SaaS Validation System Blueprint at Pre-Seed Stage
At pre-seed, the most expensive mistake is building the wrong thing. Not wrong in execution — wrong in whether anyone needs it at all. The validation system is the set of experiments that answer this question before you spend three months building an MVP that no one will pay for.
Pre-seed validation is different from post-launch iteration. You are not optimizing a product — you are determining whether a product is worth building. The experiments are cheap, fast, and designed to prove or disprove the core assumption: that enough people have the problem, feel the pain acutely enough, and would pay to solve it.

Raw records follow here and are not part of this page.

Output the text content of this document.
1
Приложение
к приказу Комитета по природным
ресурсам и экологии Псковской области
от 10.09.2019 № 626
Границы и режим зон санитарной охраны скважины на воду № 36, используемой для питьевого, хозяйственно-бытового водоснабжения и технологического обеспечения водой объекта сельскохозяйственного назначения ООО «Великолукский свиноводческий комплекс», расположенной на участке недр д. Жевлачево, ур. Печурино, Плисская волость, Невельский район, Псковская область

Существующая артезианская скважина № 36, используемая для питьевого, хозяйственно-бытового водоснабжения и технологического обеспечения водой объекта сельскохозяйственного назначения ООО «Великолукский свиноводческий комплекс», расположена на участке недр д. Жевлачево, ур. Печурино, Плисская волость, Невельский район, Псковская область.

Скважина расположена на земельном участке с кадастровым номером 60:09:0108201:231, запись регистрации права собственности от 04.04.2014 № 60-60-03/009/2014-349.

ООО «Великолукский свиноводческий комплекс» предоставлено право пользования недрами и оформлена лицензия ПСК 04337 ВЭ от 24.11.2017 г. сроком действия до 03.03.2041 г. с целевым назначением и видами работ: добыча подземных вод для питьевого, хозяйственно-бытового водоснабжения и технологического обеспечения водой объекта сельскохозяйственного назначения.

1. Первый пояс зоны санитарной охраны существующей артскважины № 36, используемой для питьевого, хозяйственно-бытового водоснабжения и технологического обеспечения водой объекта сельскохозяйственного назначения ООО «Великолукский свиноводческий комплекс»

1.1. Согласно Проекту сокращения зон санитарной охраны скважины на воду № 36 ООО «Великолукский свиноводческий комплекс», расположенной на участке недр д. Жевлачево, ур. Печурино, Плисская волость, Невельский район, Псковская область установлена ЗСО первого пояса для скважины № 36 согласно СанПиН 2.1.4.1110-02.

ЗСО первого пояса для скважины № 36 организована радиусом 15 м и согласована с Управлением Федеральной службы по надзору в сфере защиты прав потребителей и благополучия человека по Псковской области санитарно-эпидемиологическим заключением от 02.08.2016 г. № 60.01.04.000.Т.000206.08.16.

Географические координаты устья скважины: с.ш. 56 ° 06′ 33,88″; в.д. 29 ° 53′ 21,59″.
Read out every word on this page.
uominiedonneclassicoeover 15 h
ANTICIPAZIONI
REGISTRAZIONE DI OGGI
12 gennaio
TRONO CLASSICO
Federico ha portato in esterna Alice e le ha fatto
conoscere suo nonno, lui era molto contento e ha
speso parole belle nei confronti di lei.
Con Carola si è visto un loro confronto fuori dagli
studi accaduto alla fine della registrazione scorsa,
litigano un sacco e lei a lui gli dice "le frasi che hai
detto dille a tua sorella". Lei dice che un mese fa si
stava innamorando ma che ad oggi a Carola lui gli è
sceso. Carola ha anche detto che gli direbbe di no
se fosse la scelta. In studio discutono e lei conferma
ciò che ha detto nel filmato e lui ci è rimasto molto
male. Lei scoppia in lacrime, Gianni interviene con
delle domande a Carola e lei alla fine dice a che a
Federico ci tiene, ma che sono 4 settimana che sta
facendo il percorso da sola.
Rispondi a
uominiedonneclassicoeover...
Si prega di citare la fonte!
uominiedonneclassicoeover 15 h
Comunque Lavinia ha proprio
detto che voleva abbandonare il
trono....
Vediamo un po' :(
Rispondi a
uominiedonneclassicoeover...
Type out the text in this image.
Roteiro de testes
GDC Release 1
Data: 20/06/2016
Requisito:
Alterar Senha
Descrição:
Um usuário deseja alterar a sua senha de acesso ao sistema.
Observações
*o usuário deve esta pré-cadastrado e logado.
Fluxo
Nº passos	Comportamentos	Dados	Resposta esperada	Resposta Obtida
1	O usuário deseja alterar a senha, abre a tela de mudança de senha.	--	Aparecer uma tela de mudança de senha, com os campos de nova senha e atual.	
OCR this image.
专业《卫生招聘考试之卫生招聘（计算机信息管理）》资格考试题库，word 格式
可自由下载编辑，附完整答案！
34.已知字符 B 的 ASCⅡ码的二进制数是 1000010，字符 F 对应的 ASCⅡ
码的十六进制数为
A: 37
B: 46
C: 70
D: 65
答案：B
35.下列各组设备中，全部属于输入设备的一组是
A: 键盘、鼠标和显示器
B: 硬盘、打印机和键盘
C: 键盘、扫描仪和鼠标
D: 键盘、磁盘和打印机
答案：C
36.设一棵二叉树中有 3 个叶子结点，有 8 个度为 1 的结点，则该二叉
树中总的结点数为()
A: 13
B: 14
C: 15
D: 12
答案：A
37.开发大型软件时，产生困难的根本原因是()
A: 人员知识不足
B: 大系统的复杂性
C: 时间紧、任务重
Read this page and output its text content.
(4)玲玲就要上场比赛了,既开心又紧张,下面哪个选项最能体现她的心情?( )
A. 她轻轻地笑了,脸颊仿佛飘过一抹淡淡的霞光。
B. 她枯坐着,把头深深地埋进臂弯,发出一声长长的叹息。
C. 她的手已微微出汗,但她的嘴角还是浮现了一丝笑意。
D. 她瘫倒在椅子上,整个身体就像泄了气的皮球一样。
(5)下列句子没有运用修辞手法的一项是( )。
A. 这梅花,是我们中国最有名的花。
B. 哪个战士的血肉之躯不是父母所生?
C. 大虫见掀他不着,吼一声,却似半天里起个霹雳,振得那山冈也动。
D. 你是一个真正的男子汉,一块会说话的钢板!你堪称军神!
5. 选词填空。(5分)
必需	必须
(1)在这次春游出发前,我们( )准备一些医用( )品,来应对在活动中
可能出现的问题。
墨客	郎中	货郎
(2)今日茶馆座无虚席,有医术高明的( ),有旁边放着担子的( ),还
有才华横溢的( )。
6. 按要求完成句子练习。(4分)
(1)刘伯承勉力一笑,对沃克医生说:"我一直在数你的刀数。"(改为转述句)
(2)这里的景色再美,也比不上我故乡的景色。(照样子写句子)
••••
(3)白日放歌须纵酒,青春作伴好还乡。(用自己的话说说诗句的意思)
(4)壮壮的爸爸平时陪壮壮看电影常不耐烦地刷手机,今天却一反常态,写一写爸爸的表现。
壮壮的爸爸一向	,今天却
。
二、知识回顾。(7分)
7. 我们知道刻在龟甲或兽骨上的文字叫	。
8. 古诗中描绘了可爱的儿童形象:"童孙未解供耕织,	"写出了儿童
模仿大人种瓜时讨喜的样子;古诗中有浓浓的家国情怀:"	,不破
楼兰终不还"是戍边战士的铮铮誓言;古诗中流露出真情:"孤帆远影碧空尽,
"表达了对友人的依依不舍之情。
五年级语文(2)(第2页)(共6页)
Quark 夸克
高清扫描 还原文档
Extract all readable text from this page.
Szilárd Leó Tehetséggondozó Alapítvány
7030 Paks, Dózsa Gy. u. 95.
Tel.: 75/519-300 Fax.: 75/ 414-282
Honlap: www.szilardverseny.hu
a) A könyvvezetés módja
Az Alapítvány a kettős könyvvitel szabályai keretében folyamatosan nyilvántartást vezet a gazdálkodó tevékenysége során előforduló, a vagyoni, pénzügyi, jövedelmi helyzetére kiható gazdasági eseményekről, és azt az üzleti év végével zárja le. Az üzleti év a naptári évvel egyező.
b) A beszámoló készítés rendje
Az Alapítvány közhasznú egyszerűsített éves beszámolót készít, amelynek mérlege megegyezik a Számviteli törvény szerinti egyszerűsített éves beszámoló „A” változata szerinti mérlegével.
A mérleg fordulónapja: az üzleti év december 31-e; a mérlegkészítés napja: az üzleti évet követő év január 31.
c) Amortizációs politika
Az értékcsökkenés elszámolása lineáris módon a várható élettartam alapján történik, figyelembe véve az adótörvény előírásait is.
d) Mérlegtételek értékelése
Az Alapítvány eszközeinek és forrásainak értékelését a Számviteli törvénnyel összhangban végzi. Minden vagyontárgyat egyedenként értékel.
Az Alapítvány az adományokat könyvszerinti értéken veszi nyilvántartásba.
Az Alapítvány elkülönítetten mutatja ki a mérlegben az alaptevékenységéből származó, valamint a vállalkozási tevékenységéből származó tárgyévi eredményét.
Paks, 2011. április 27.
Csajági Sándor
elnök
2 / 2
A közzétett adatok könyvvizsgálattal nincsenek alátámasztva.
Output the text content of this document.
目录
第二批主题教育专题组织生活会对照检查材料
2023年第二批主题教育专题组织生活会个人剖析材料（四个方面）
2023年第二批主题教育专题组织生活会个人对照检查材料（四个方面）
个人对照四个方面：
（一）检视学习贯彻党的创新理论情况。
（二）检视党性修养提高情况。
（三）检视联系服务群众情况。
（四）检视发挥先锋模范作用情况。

🔬 The Four Validation Experiments
| Experiment | What It Tests | Time Required | Minimum Signal |
|---|---|---|---|
| Customer discovery interviews | Whether the problem is real and felt acutely | 2–3 weeks, 15–20 interviews | 80%+ of interviewees confirm the problem without prompting |
| Fake door / landing page test | Whether strangers will take action based on the value proposition | 1 week to build, 2–4 weeks of traffic | 3–8% email signup rate from cold traffic |
| Pre-sales or LOI | Whether anyone will commit money before the product exists | 2–4 weeks of outreach | At least 3 signed LOIs or paid deposits from unaffiliated buyers |
| Concierge MVP | Whether you can deliver the core value manually and customers find it worth paying for | 4–6 weeks | Customers pay for the manual service and ask when the software will be ready |
🎙️ Customer Discovery Framework
Customer discovery at pre-seed is structured interviewing, not casual conversation. The goal is to understand the problem from the customer's perspective — not to pitch your solution. Founders who pitch during discovery interviews contaminate the signal: customers respond to the pitch rather than describing their actual experience.
The discovery interview structure (45 minutes):
- → Context (10 min): Ask the interviewee to describe their role and the workflow where the problem lives. Listen for what they use today, how often, and what frustrates them. Do not mention your idea.
- → Problem depth (20 min): "Walk me through the last time you had to deal with [problem area]." Follow with: "How often does this happen?" "What does it cost you — in time, money, or stress?" "What have you tried to fix it?" "Why didn't that work?"
- → Solution space (10 min): "If you could wave a magic wand and fix this, what would the ideal solution look like?" This surfaces the customer's mental model of the solution, which is often different from what founders assume.
- → Referrals (5 min): "Who else do you know who has this problem? Can I reach out to them?" A warm referral network from 15 interviews can generate 40+ conversations.
🚪 Fake Door and Landing Page Tests
A landing page test measures whether strangers — people who have not been primed by your enthusiasm — respond to your value proposition with an action. The action must be meaningful: email signup for early access, payment for a waitlist spot, or clicking a "Buy Now" button (even if the product does not exist yet).
Landing page test structure:
- → Headline: The single outcome your product delivers. Test two variants.
- → 3 bullet points: The specific problems it solves. Not features — problems eliminated.
- → CTA: "Join the waitlist" or "Get early access" with an email field. If testing willingness-to-pay, use a paid waitlist ($1–$10).
- → Traffic source: LinkedIn or Twitter organic posts to your target audience, a Reddit post in a relevant community, or $100–200 of targeted Google Ads on the primary keyword. Do not use friends and family as traffic — they skew the signal.
Interpreting results: A 3–8% email signup rate from cold traffic indicates real demand. Below 1% signals a messaging problem or a weak problem. Above 10% is exceptional — investigate whether the traffic was genuinely cold.
✍️ Pre-Sales and Letter of Intent
A Letter of Intent (LOI) is a non-binding commitment from a future customer to purchase once the product is built. An LOI is not a contract, but it requires the buyer to put their name on a document — which filters out polite encouragement from genuine intent.
At pre-seed, targeting 3–5 LOIs before building is a reasonable bar. The LOI process also forces you to articulate pricing: you cannot ask someone to commit to a purchase without specifying what they are committing to. Discovering that your intended price point creates buyer resistance is critical information before you build.
A paid deposit ($500–$2,000 toward the first year's subscription) is stronger than an LOI. Five paid deposits represent $2,500–$10,000 in pre-revenue and a near-certain cohort of first customers. Some founders use crowdfunding platforms (Indiegogo, Kickstarter) to run a structured pre-sale, though this works better for consumer and prosumer products than for pure B2B.
What to Do Next
Run the experiments in sequence, not in parallel. Start with customer discovery interviews — they are free and fast and will refine the problem statement before you build a landing page. If interviews confirm the problem, build the landing page. If the landing page converts, pursue LOIs. If you have 3+ LOIs, build the concierge MVP. Each experiment is a gate: if you fail to clear the minimum signal at any gate, stop and reassess the idea before spending engineering time. The sequence takes 6–10 weeks and prevents months of wasted build time.